Which leads us, as it should, to the centrality of Christian hope, the most neglected of Saint Paul's great trio but the aspect of our Christian lives which is most required at the moment and which we should carry like a light in a darkening world. If we look around us we see despair and bewilderment, we perceive the shallowness of human wisdom and human promise of happiness, we flounder when we are asked about the cause of human misfortune and unhappiness; but to all these our response should not be a set of intricate, philosophical arguments but a plain, simple statement of hope.
The promise to put right what is wrong in our world comes from God made man in Jesus, a God who has never and, on the evidence, will never break his promises. That is why I object to theologians who classify "hope" as something that we might ardently pray for but which corresponds to the ordinary use of the word "hope" as in: "I hope the weather is fine tomorrow." The fulfilment of our hope, the good news we carry in the world, is as certain as any article of our faith based on the earthly history of Jesus.

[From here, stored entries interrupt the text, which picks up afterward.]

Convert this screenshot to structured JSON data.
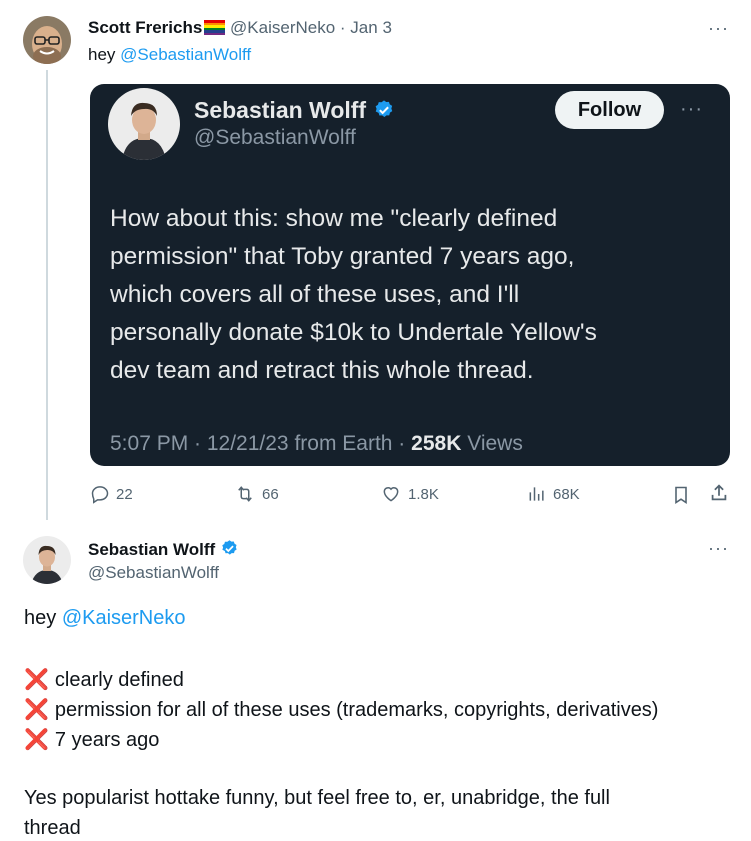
{
  "tweet1": {
    "author_name": "Scott Frerichs",
    "author_handle": "@KaiserNeko",
    "date": "· Jan 3",
    "text_prefix": "hey",
    "mention": "@SebastianWolff"
  },
  "embed": {
    "author_name": "Sebastian Wolff",
    "author_handle": "@SebastianWolff",
    "follow_label": "Follow",
    "lines": [
      "How about this: show me \"clearly defined",
      "permission\" that Toby granted 7 years ago,",
      "which covers all of these uses, and I'll",
      "personally donate $10k to Undertale Yellow's",
      "dev team and retract this whole thread."
    ],
    "meta_time": "5:07 PM · 12/21/23 from Earth ·",
    "meta_views_count": "258K",
    "meta_views_label": "Views"
  },
  "actions": {
    "replies": "22",
    "retweets": "66",
    "likes": "1.8K",
    "views": "68K"
  },
  "tweet2": {
    "author_name": "Sebastian Wolff",
    "author_handle": "@SebastianWolff",
    "greeting_prefix": "hey",
    "greeting_mention": "@KaiserNeko",
    "items": [
      "clearly defined",
      "permission for all of these uses (trademarks, copyrights, derivatives)",
      "7 years ago"
    ],
    "closing_line1": "Yes popularist hottake funny, but feel free to, er, unabridge, the full",
    "closing_line2": "thread"
  },
  "icons": {
    "cross": "❌",
    "more": "···"
  },
  "colors": {
    "link": "#1d9bf0",
    "verified": "#1d9bf0",
    "embed_bg": "#15202b",
    "cross": "#e0245e"
  }
}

Charity is easy to describe though difficult to live up to; faith can be extremely divisive but we can get to grips with the issues it raises; but hope is the casualty of our introversion. As we learned from the aftermath of Grenfell Tower, you don't have to be a Christian to perform deeds of charity; and as we know from the last 100 years of our history an obsession with the minutiae of theological disputes on faith simply splits us into ever smaller factions; but what people want from us is neither a moral lecture on the Christian superiority in the sphere of charity not Christian superiority in the matter of faith; what people want from us is hope and that is what we should give them by proclaiming the Good News.
Sadly, we have made things more difficult for ourselves and for the world by under-valuing hope while claiming an illusory certainty in the nature of faith and a dangerous conviction that we are the purveyors of charity. We are all sinners and we will all be saved. What more can we want?